Affaire des martyrs : des condamnations sur-mesure

Au delà des sentiments et des réactions politiques, le verdict prononcé par la cour d’appel militaire dans l’affaire des martyrs du Grand Tunis, de Thala et Kasserine suscite plusieurs interrogations sur le bien-fondé de la décision et sa cohérence par rapport aux chefs d’inculpation. A priori, le commentaire et l’analyse risquent d’être lacunaires en l’absence du texte complet de la décision censée être suffisamment motivée au niveau de la qualification des faits et des actes.

Les images des martyrs tombes à Regueb avant le 14 janvier (Slateafrique)
Les portraits des martyrs tombés à Regueb (crédit photo – Slateafrique)

Cependant, prononcer une condamnation aussi minime contre les prévenus qui ont comparu devant la cour pour des accusations aussi graves, est quelque part curieux. La curiosité réside dans l’inadéquation criarde entre la qualification des faits et les actes reprochés et l’incohérence de la condamnation au regard des accusations retenues.

Les actes reprochés aux anciens responsables de la police et du ministère de l’Intérieur est d’avoir autorisé et exécuté des ordres d’usage d’armes à feu contre les manifestants. Les expertises médicales démontrent que plusieurs martyrs ont été atteints dans des endroits sensibles, confirmant, ainsi, l’hypothèse de recours à des tireurs d’élite (les snipers) et la causalité entre la mort des martyrs et l’ordre incriminé. Cette description des faits justifie l’accusation contre les prévenus fondée sur homicide volontaire.

Première curiosité :
Usage d’armes à feu sans intention de tuer

Or, d’après l’observatoire national de l’indépendance de la justice, la cour aurait requalifié les faits sur la base de l’homicide involontaire. L’on se demande dès lors en quoi l’émission d’un ordre de tirer sur les manifestants et son exécution serait un délit de cette nature ?
En donnant, en effet, l’ordre de tirer sur la foule, on a pratiquement donné l’ordre de tuer les manifestants. Ce n’est donc pas au niveau de la causalité que le débat sur le fond devrait être axé. En termes plus claires, on ne peut pas dire que ces derniers ont été victimes d’une erreur ou d’une maladresse pour limiter l’accusation à un homicide involontaire.

Deuxième curiosité :
Octroi de circonstances atténuantes à ceux qui ont donné l’ordre de tuer

Dans son esprit, la sentence de la cour confirme la responsabilité pénale des prévenus car s’ils n’avaient pas donné l’ordre de tuer, leur condamnation même à une amende insignifiante, serait une injustice. Toutefois, la cour considère qu’ils ne visaient pas la vie des manifestants et qu’ils sont simplement coupables de coups et blessures ayant entraîné la mort.

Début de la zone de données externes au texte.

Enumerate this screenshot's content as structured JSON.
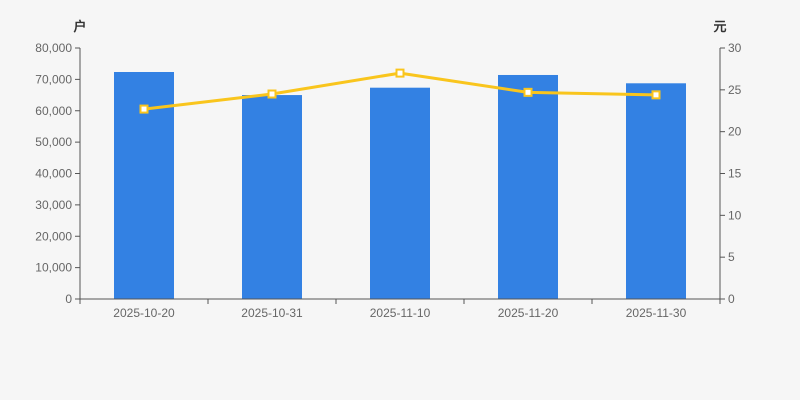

A supposer, par hypothèse, qu’il s’agit d’un homicide involontaire, ce délit, en vertu de l’article 208 du code pénal, est punissable de 20 ans d’emprisonnement en cas d’absence de préméditation et de la réclusion à perpétuité dans le cas où la préméditation est prouvée. Mais dans cette affaire la cour militaire a prononcé des peines variant entre 2 et 3 ans de sursis contre ceux dont la responsabilité a été retenue et a décidé de libérer les autres.

Peut-on conclure qu’elle a fait bénéficier les prévenus de circonstances atténuantes dans une affaire aussi grave et dans un contexte aussi sensible ?
Au sens de l’article 53 du code pénal relatif à l’atténuation des peines, le tribunal doit spécifier les circonstances qui le justifient. Dans ce cas, on est avide de connaître les raisons pour lesquelles les commanditaires et les exécutants des ordres de Ben Ali ont bénéficié de la clémence de la juridiction militaire.

Troisième curiosité :
Ben Ali a été condamné pour autre chose

Autre curiosité, Ben Ali qui a été cité dans la même affaire et déféré pour les mêmes accusations a été condamné à la perpétuité. Cette condamnation est en corrélation avec les chefs d’inculpation initiales basés sur l’homicide volontaire. Or, les accusés dans l’affaire sont poursuivis pour les mêmes faits et les mêmes actes. Ils sont considérés, les uns vis-à-vis des autres, des co-auteurs et des complices au titre d’une même infraction. L’on se demande dès lors pourquoi la qualification retenue par le tribunal n’est plus la même lorsqu’il s’agit de condamner Ben Ali, en fuite à l’étranger.

Quatrième curiosité :
Des condamnations libératoires

La dernière curiosité réside dans le fait que la condamnation à 3 ans de prison permet de libérer les accusés qui ont passé 3 ans de détention préventive. Celle prononcée contre Ben Ali ne sera pas exécutée puisqu’il est en fuite en Arabie Saoudite.